When writing in a language that can be auto formatted, it is a huge cognitive overload removed from my shoulders, like having a copilot.
My team just converted to `black`. I find it shockingly bad. I does format code legally according to its rules, but the result is often absolute trash from a human readability standpoint.
I’m fascinated by this response: Black has been the first Python autoformatter I have had that problem with and felt comfortable enabling as a pre-commit / CI check.
Do you have any examples of things which were so bad? The team has been pretty response for the handful of things which I reported.
Black will mindlessly split long lines into shorter, and my coworkers will just leave them as is. The results are eye bleedingly awful.
I hope most black proponents expect people to look at the generated code and change things until it looks decent?
Of course this problem is inherent in a tool that is autoformatting rather than warning, and seems to me to indicate a mentality that code is meant to be read by computers, not humans.
I think some of this is just that you have strong personal opinions which are somewhat out of the norm. I have Black split long lines but the results are never what I’d call awful and I’d increasingly class that as a code-smell indicator since the cases where I haven’t been happy with the results were generally unnecessarily complex lines which could be split to be more readable.
I would also flip your last sentence completely: computers don’t have problems reading code of any style. Auto-formatting is so humans don’t burn time adjusting to different styles or, worse, failing to parse them the same way as a compiler.
The split of the long lines aren't bad, but they are also bad because the long lines are inherently too complex.
Of course some times our broken up lines are too complex, and should ideally be restructured, but...
1. The mechanical way Black does it is rarely the best way to decomplexify things.
2. Often the long line wasn't complex at all. It just contained a simple but long string. Line length is a weak measure of code complexity, but as a dumb script, it's all Black can use.
That said, my main beef is really with the 88 char line length. If it was 120 or 140, I wouldn't like Black either, but I'd only be kinda annoyed. Coupled with 4 char indentations, 88 s an absurdly small space to fit code in, when we have the biggest screens in history. It's an incomprehensible madness to me.
Not sure what your final section says. I hope it's not that humans should learn to read code just like computers do?
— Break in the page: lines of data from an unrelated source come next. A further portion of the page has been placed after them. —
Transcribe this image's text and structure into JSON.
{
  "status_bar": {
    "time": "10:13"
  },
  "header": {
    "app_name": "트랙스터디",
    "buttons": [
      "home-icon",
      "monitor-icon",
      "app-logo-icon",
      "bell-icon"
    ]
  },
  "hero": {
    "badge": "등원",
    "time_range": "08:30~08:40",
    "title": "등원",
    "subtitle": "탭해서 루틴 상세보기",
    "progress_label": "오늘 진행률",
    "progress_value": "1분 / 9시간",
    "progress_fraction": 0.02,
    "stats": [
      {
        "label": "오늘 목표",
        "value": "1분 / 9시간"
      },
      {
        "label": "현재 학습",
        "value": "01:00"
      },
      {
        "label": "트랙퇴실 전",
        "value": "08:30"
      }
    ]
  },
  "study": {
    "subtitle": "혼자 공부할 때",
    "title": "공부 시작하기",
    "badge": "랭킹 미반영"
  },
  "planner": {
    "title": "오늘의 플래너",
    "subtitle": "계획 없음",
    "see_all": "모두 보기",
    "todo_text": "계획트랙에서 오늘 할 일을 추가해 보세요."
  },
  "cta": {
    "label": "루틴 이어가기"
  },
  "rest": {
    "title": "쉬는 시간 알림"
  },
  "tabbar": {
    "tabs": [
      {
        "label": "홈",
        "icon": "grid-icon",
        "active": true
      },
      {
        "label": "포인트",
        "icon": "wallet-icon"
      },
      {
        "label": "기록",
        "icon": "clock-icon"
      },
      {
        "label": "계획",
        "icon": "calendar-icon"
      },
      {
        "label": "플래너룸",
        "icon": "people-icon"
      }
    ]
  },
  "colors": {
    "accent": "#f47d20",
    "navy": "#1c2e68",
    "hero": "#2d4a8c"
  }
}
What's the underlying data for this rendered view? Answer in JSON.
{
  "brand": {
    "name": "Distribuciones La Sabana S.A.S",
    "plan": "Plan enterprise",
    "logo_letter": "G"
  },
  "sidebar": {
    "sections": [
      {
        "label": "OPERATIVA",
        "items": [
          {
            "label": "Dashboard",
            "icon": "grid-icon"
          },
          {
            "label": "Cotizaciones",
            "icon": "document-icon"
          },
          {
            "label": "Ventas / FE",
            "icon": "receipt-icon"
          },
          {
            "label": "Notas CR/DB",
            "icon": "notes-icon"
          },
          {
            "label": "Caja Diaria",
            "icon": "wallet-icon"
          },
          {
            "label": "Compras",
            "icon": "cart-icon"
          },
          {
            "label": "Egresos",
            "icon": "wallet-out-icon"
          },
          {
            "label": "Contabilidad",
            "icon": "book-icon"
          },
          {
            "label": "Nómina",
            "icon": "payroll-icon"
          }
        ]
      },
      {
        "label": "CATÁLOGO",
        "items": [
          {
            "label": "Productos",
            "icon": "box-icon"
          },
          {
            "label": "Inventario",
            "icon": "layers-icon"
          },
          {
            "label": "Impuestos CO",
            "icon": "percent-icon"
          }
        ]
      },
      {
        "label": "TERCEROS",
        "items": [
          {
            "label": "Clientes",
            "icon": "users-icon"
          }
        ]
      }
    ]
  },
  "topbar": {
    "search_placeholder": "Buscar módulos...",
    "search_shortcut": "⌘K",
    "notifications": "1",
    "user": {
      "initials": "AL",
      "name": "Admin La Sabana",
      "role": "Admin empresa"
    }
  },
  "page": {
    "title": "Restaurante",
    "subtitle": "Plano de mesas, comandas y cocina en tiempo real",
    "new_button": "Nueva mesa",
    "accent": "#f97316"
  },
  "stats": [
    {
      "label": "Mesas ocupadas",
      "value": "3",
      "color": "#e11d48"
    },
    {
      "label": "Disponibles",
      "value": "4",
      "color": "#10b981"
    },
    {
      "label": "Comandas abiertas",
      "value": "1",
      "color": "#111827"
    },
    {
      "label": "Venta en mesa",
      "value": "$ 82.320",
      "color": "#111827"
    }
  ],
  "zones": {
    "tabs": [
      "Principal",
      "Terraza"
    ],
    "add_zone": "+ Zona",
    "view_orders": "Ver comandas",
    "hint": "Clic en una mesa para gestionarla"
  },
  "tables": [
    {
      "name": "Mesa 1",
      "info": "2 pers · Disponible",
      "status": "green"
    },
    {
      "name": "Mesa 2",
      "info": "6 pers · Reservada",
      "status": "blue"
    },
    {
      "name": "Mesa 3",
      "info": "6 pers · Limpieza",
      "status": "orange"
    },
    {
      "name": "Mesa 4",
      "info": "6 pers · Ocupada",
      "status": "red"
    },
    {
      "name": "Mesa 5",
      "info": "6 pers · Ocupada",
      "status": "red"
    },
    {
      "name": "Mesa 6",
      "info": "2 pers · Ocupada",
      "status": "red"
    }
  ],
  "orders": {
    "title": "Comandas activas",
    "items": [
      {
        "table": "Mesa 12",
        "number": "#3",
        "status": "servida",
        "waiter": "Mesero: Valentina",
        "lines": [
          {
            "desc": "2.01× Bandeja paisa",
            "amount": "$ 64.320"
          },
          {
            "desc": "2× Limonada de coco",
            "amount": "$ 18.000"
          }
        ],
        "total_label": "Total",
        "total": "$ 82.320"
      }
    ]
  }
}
To me, one of the most important quotes about our job is this:
“Any fool can write code that a computer can understand. Good programmers write code that humans can understand.”
I think the point is that the valid python syntax is potentially a limitation on any autoformatting tool. Like, suppose you were writing in C. You might well write this:
if(x);else if(y){if(z);else;}
and clang-format would turn it into this:
if(x) {
} else if(y) {
if(z) {
} else {
}
}
But the equivalent in Python has to be correctly indented to be interpreted properly, because you need to distinguish these two cases:
if x: pass if x: pass
elif y: elif y:
if x: pass if x: pass
else: pass else: pass
This is sort-of not unreasonable, because of course code has to be syntactically correct for the autoformatter to do its thing, and if you're working in Python, these are the syntax rules. So, what can you do?
But suppose you'd come to find it valuable to be able to stuff all your code on one line and have the autoformatter sort it out: you might then find the Python syntax a backwards step by comparison, rather than an improvement. I think this is the claim that's being made, and no more.